The woman’s mouth became a little O. “I…would never…” Her features seemed so familiar, but Katya still couldn’t place her. She felt as if she’d seen her and yet hadn’t, but she didn’t gloss over any faces, no matter who they were. Part of her job was remembering who should be at court and who stood out. But this woman’s chin, the slope of her nose, the color of her eyes all screamed something recent.
Fiona’s face. “You’re another Peyton.”
“R…Rachel.
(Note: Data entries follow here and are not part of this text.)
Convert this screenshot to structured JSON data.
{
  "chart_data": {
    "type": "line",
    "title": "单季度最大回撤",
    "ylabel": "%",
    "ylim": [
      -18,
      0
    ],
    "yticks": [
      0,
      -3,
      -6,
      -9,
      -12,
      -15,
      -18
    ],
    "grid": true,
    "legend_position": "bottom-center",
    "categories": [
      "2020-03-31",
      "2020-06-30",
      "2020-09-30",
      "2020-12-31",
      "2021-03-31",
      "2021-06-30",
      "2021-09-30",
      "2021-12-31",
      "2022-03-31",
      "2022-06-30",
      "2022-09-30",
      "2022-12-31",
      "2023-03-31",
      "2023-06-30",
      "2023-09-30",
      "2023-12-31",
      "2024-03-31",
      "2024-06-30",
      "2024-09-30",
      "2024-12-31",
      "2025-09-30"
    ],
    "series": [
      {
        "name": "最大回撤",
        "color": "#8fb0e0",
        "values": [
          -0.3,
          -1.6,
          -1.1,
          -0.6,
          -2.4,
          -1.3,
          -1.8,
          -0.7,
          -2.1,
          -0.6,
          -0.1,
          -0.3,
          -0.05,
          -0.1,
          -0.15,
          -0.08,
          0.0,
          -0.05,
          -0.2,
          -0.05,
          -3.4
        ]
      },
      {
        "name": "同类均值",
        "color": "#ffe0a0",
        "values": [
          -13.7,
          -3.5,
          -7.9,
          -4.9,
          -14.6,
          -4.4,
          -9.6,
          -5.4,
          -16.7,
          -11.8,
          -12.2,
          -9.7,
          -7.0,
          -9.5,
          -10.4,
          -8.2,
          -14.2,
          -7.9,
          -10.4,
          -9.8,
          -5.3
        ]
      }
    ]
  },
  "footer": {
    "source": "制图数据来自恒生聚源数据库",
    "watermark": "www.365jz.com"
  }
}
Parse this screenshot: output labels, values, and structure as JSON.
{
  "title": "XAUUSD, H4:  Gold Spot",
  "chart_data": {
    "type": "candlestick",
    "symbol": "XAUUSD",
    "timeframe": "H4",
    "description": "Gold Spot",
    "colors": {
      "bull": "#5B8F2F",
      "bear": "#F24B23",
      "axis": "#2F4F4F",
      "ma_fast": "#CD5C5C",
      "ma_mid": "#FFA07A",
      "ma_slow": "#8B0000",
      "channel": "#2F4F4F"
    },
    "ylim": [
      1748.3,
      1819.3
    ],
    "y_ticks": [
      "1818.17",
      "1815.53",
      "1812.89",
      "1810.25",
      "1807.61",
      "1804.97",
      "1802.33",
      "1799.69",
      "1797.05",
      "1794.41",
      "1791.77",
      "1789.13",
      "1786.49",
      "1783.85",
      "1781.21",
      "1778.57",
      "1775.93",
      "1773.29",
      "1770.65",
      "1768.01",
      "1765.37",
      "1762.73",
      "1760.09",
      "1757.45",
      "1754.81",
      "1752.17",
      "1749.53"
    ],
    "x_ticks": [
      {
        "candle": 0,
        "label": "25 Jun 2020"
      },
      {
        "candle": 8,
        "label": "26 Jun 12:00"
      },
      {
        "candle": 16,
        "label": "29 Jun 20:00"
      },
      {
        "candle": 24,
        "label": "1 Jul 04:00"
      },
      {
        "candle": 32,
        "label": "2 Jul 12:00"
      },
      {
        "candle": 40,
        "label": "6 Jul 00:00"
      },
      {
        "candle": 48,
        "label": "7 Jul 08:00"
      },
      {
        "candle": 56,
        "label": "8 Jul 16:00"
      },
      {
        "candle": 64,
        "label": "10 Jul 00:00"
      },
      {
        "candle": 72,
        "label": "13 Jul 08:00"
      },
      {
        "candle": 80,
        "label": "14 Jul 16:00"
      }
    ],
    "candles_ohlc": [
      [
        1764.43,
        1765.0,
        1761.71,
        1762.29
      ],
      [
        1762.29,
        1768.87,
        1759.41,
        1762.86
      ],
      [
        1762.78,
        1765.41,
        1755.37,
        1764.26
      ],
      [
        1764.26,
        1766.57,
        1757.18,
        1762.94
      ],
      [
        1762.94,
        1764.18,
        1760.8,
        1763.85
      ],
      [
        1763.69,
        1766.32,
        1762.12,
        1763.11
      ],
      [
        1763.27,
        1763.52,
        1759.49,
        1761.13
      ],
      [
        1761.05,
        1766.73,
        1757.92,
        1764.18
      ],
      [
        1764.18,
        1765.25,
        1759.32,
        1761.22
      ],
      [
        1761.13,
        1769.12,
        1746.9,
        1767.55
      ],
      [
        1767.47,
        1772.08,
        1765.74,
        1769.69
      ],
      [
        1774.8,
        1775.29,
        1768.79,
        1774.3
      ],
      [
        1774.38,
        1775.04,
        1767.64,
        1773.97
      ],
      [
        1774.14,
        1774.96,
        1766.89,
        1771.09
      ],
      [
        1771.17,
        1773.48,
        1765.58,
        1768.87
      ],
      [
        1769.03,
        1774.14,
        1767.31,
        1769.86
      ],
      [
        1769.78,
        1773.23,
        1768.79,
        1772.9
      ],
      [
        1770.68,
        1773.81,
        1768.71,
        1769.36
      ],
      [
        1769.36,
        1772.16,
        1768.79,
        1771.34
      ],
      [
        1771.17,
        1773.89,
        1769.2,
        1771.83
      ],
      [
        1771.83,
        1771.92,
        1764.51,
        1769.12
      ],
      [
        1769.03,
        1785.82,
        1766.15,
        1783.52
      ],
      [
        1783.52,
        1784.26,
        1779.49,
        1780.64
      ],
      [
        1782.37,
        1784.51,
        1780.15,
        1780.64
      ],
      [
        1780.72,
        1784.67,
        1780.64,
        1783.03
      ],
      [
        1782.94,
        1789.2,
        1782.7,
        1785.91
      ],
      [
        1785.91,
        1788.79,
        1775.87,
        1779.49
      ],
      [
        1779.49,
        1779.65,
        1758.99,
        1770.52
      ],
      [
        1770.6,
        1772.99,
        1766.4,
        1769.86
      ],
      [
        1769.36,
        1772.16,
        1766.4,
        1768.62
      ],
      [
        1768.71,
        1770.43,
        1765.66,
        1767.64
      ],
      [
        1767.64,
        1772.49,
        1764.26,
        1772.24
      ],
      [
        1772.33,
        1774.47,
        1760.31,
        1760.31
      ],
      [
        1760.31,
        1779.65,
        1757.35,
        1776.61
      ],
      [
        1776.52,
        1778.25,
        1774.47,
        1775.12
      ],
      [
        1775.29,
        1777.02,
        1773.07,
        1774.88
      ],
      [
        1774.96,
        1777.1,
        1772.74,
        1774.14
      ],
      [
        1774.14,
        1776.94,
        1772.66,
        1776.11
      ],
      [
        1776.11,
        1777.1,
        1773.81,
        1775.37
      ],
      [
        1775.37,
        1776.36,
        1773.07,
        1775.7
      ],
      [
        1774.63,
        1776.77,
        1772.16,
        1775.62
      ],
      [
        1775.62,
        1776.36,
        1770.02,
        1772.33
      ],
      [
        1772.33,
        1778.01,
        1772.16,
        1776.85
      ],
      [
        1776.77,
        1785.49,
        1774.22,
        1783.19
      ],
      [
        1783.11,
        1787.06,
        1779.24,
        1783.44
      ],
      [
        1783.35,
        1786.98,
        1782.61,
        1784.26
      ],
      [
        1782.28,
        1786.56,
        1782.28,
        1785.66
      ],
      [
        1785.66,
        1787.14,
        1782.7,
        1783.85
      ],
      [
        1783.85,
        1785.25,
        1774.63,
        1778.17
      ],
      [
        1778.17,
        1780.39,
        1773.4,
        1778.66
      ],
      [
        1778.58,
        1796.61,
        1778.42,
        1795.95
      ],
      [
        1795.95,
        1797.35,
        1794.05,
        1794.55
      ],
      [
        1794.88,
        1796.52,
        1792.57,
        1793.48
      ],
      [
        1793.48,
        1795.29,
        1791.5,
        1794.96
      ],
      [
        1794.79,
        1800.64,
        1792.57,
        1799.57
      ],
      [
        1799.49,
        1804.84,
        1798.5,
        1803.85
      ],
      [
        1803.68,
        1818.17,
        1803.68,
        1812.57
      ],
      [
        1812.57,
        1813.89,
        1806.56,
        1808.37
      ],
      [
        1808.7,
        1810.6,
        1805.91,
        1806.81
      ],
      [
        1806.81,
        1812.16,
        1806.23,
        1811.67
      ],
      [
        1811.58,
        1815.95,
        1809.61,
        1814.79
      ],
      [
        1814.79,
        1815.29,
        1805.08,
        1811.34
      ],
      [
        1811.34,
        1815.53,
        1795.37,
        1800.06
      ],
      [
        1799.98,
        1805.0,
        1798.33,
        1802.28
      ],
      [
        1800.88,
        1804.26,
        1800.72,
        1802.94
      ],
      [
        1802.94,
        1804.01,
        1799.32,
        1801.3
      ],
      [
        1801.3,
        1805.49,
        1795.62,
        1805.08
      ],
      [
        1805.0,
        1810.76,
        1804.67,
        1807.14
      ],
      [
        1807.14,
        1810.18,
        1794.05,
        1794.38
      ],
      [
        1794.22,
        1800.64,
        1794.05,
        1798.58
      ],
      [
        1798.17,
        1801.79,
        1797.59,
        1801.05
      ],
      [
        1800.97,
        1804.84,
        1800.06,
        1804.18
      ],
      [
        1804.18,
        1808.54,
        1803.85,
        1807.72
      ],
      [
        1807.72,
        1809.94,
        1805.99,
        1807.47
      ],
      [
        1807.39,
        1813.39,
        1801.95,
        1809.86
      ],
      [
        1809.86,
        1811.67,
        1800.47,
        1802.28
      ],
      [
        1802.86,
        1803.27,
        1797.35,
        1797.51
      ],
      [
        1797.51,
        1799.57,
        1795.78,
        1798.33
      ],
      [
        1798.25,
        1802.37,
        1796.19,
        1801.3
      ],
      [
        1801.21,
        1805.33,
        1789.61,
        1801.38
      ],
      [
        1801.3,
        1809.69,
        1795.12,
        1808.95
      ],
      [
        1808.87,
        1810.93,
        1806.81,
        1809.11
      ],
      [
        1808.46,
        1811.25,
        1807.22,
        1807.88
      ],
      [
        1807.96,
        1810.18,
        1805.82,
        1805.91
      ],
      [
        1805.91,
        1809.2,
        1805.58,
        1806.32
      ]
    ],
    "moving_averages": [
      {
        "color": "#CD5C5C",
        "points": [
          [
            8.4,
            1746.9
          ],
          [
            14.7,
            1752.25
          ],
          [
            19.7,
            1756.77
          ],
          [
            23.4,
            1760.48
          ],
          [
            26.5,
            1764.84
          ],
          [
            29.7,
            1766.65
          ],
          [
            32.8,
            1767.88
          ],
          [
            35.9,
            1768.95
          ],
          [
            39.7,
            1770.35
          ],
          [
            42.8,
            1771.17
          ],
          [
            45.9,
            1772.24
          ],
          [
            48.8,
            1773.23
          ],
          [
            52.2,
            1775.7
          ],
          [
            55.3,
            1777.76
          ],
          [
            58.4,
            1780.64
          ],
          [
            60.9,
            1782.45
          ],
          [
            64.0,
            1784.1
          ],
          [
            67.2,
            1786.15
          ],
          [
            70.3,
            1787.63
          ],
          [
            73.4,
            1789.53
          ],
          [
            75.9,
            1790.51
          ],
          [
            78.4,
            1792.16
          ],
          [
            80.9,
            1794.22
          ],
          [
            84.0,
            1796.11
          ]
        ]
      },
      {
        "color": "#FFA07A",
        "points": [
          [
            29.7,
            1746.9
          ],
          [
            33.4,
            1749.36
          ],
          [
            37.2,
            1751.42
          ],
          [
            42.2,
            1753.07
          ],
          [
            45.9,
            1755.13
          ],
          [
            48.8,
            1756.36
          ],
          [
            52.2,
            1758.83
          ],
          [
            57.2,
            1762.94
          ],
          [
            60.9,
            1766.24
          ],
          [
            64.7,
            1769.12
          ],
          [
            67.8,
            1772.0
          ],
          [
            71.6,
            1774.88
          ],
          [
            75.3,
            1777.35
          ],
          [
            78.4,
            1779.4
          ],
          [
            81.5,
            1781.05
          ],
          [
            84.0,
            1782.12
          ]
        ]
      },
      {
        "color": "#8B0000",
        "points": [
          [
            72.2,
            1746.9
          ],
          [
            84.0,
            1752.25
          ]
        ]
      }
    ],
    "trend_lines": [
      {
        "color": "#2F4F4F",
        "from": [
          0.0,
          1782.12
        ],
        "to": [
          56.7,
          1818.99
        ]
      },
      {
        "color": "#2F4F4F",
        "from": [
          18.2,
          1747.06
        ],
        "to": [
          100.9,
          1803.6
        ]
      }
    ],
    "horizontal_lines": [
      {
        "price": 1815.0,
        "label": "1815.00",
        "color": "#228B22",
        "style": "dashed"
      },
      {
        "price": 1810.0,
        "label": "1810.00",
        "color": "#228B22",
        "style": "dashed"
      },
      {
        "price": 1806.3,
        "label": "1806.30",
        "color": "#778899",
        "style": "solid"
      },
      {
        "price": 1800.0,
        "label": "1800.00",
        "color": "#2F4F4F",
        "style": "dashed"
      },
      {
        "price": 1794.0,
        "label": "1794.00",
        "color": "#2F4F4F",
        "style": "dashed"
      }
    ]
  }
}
I didn’t come for your family, Highness. I came for the baroness.”
Only one baroness had been at the concert: Jacintha, the same one who’d had Fiona Peyton escorted out, a noble known for her financial schemes. Everything fell into place. “She’s one of the nobles to whom your family owes money.”
“One of our bad investments was her idea. It’s her fault. And she knew we wanted her blood, so we had to distract her first.”
“So you both snuck in, but Fiona made a scene, and the baroness thought herself safe.”
Rachel gritted her teeth. “Why did you have to notice me before I could get close to her?”
“Murder wouldn’t have helped your father or your family.”
“My father hanged himself this morning.”
Katya pitied their family again. More than their finances had fallen apart. “I’m sorry.”
Rachel seemed hopeful for half a second. “You’re going to let me go?”
There was no way. “I’m sorry,” Katya said again.
Crowe held up a pyramid, and a look of stupefaction passed over Rachel’s face as she became hypnotized by it. At least she wasn’t a pyradisté herself, though Katya would have to hunt down where she’d bought her pyramid from.
“I’ll take her to the dungeon,” Crowe said. “And send Pennynail to collect the sister.”
“But the sister didn’t do this part,” Maia said, gesturing at Rachel with a pitying look.
Crowe shook his head. “They conspired together, Maia. That’s still a crime. And since Katya and you are involved now, it can’t be one that’s made public.”
Maia’s lips became one white line while her cheeks flamed red. Katya patted her on the shoulder. “Leave it alone, coz. Let Crowe do his work. We have our own jobs to do.”
Crowe led the hypnotized Rachel into the secret passages, and Katya shepherded Maia in after him, though she would take another path, heading up into the palace rather than into the dungeons below. Katya shut the hidden door after them, almost wishing Rachel Peyton had come here in order to assassinate the royals. At least then, Katya wouldn’t feel so damned sorry for her.
Alone, she shook out her shoulders and wished again for someone to take her hand and tell her it was going to be all right. Instead, she put her court face back on and threw the doors open, assuring those gathered in the antechamber that she’d slain the beasts that had troubled them. She fought the urge to wince when they called her a hero.